NDLR : Israël étant une démocratie parlementaire, tout projet ou proposition de loi doit au préalable être entériné en Conseil des ministres, à la suite de quoi le projet est porté à l'ordre du jour du Parlement (Knesset), pour être défendu par le gouvernement lors de sa lecture. Le Premier Ministre israélien préside le Conseil des ministres, ce qui est une différence fondamentale avec le régime français, puisqu'il détermine l'ordre du jour du Conseil, et peut ainsi refuser qu'un projet y soit inscrit. Un petit détail qui a son importance lorsqu'une démocratie parlementaire peut être en situation de cohabitation, comme la France justement. Le Premier Ministre israélien dispose donc de pouvoirs très étendus, ces derniers pourraient devenir encore plus importants en cas de migration vers un régime présidentiel.
Il faut rappeler qu'en outre, depuis 1998, le Président de l'Etat d'Israël est élu pour un mandat unique de 7 ans à la majorité simple des membres de la Knesset (suffrage universel indirect).

Le comité ministériel en charge de l’approbation des projets de loi vient d’approuver, dimanche 15 octobre, la proposition de changement de régime politique proposée par Avigdor Liberman, le Président du parti russophone ‘Israël Beiteinou’.

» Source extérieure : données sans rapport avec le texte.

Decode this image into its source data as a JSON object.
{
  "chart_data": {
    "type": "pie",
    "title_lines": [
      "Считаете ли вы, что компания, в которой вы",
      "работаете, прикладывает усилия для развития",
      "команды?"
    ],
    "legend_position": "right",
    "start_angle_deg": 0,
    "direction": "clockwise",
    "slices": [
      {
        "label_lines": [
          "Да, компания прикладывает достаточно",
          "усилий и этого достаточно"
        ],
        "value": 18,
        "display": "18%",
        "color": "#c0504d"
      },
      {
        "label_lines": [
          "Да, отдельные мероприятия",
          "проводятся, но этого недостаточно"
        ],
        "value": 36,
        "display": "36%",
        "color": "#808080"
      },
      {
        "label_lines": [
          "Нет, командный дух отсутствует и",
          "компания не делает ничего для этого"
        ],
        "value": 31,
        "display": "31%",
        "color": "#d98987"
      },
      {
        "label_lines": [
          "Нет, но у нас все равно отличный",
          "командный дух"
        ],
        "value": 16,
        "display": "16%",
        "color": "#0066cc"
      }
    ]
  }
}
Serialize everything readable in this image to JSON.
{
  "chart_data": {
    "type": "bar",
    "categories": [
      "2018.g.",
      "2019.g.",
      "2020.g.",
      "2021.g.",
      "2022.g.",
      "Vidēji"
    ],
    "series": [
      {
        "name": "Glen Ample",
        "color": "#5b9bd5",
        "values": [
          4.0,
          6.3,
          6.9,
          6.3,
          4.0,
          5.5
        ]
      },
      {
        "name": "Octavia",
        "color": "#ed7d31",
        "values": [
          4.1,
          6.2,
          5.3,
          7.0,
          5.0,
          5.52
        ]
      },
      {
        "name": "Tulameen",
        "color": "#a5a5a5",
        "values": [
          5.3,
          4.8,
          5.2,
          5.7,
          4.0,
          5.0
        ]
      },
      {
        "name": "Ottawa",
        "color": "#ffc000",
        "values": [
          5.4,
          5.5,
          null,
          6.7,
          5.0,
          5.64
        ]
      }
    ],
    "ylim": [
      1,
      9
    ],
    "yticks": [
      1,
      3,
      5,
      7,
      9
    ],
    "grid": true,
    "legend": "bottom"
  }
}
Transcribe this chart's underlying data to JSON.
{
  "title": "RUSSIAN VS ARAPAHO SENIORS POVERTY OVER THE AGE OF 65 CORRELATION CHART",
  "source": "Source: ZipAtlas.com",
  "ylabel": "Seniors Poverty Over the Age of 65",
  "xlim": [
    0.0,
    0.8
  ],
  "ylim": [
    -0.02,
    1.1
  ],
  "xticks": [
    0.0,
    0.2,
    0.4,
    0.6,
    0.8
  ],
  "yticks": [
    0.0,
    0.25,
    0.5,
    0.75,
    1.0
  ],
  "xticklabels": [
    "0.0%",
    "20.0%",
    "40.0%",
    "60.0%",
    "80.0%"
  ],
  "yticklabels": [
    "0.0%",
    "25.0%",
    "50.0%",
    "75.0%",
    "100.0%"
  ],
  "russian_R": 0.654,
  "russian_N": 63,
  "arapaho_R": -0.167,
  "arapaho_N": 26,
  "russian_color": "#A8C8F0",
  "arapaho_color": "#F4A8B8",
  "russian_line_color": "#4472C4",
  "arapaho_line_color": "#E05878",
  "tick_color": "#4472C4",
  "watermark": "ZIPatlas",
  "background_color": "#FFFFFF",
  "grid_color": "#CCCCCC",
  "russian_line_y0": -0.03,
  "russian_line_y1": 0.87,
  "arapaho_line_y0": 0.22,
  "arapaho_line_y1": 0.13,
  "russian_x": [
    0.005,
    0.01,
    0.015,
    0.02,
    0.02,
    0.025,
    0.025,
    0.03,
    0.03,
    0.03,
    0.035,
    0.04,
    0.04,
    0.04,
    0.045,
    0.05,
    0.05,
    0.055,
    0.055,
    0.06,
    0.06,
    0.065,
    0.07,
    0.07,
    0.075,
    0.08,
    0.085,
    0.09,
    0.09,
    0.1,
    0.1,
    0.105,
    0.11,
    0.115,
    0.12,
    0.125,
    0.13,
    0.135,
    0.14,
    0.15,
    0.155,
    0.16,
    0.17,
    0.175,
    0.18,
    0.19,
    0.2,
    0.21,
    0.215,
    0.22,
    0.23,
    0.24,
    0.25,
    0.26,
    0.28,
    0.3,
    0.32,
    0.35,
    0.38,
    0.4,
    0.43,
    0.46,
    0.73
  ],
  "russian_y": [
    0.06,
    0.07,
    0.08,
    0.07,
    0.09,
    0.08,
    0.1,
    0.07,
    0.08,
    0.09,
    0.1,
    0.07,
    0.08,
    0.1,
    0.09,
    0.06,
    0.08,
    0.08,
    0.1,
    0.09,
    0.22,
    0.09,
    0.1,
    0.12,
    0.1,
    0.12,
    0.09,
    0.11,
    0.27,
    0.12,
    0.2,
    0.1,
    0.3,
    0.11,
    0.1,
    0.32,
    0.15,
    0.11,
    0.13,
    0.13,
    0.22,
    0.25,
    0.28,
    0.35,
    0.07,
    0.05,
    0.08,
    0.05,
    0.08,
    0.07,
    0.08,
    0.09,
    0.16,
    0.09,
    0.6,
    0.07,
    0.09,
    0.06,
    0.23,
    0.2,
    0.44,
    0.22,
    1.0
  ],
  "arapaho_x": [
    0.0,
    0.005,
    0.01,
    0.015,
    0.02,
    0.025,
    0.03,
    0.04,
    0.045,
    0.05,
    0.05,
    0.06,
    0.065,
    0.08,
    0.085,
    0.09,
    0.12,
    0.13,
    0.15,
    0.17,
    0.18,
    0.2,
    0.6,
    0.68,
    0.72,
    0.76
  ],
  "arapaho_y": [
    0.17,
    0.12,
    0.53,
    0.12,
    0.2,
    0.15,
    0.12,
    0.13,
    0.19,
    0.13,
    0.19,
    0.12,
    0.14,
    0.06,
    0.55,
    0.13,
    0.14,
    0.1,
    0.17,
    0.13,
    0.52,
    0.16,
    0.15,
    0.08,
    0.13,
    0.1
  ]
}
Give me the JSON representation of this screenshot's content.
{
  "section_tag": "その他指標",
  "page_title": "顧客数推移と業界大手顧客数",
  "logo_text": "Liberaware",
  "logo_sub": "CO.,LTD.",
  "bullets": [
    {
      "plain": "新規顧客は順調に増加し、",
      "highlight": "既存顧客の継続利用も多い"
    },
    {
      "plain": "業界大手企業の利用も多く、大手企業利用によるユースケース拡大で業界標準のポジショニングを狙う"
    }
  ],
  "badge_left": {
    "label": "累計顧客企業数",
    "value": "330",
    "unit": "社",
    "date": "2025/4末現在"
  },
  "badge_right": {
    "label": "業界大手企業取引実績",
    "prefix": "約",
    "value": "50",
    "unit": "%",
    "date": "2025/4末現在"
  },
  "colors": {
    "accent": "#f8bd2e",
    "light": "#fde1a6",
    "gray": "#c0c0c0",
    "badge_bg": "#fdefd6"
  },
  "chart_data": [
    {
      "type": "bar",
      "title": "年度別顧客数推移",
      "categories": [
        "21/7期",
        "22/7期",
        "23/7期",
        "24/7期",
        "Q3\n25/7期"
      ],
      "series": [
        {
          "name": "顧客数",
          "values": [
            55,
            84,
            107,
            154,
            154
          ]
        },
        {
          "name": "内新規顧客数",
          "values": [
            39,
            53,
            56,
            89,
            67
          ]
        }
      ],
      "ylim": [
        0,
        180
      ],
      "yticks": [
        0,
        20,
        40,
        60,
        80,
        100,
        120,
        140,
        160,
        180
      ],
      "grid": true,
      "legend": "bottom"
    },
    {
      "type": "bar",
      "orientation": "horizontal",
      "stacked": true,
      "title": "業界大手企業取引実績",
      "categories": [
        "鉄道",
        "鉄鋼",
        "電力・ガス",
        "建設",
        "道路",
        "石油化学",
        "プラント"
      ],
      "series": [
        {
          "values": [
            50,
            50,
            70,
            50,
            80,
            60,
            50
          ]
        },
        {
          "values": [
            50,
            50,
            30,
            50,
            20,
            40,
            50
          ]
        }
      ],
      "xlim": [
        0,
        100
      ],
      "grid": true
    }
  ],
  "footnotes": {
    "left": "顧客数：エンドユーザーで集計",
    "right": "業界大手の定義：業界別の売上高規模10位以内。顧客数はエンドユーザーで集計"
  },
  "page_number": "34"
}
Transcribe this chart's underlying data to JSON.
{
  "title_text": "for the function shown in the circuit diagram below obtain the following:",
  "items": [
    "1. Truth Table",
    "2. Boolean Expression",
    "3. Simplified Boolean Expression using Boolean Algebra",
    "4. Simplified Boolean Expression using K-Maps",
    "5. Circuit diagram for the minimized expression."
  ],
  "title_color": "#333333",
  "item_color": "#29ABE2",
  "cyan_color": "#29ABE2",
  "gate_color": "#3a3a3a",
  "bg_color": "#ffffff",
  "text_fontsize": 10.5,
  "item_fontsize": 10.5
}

Selon ce projet de loi, le Premier ministre serait élu au suffrage universel direct et se verrait confier en plus de ses responsabilités actuelles les charges du Président de l’Etat, dont la fonction serait abolie.
Le projet de loi a été adopté en comité ministériel par 5 voix contre 4. Le Président du comité ministériel, le ministre de la Justice Meïr Chetrit, avait au préalable rejeté une demande du ministre de l’Agriculture Shalom Simhon (travailliste), qui exigeait que le conseil des ministres au grand complet soit saisi du sujet.
L’adoption de la proposition de loi s’assortit d’une condition : l’approbation du projet de loi par le gouvernement après chaque nouveau débat et vote par le parlement. Cette mesure laisse en effet au ministre de la Justice le loisir de proposer sa propre mouture de la loi au nom du gouvernement. Meïr Chetrit estime en effet qu’une initiative tellement révolutionnaire devrait émaner du gouvernement et non pas d’un simple parlementaire.
Le Premier ministre Ehoud Olmert s’est déclaré en faveur du changement proposé et a annoncé que son parti, Kadima, soutiendrait la loi en première lecture à la Knesset.
Les ministres travaillistes du gouvernement ont quant à eux décidé de faire appel de la décision du gouvernement. Cet appel devra être examiné en conseil des ministres dans un délai de deux semaines environ, repoussant d’autant les débats à la Knesset. Le parti travailliste devrait essayer de torpiller l’adoption de la loi au parlement, afin d’éviter le ralliement d’Avigdor Liberman à la coalition qui dirige le pays. Les autres partis de la coalition, Shass et le parti des Retraités, ne semblent pas non plus en faveur de l’adoption de cette loi.
Le député Zevouloun Orlev (Mafdal) s’est déclaré profondément inquiet par les risques inhérents à cette proposition de loi. «Un changement de régime est dangereux pour la société israélienne», a-t-il en effet déclaré. Selon Orlev, il y a en Israël «un grand nombre d’idées différentes, un pluralisme et une multitude de communautés : ce que Liberman propose c’est tout simplement la mainmise par celui qui obtient 51% des voix sur tout le reste de la population.» Pour Zevouloun Orlev, un tel régime serait porteur de luttes et de lourdes pertes d’énergies pour le pays.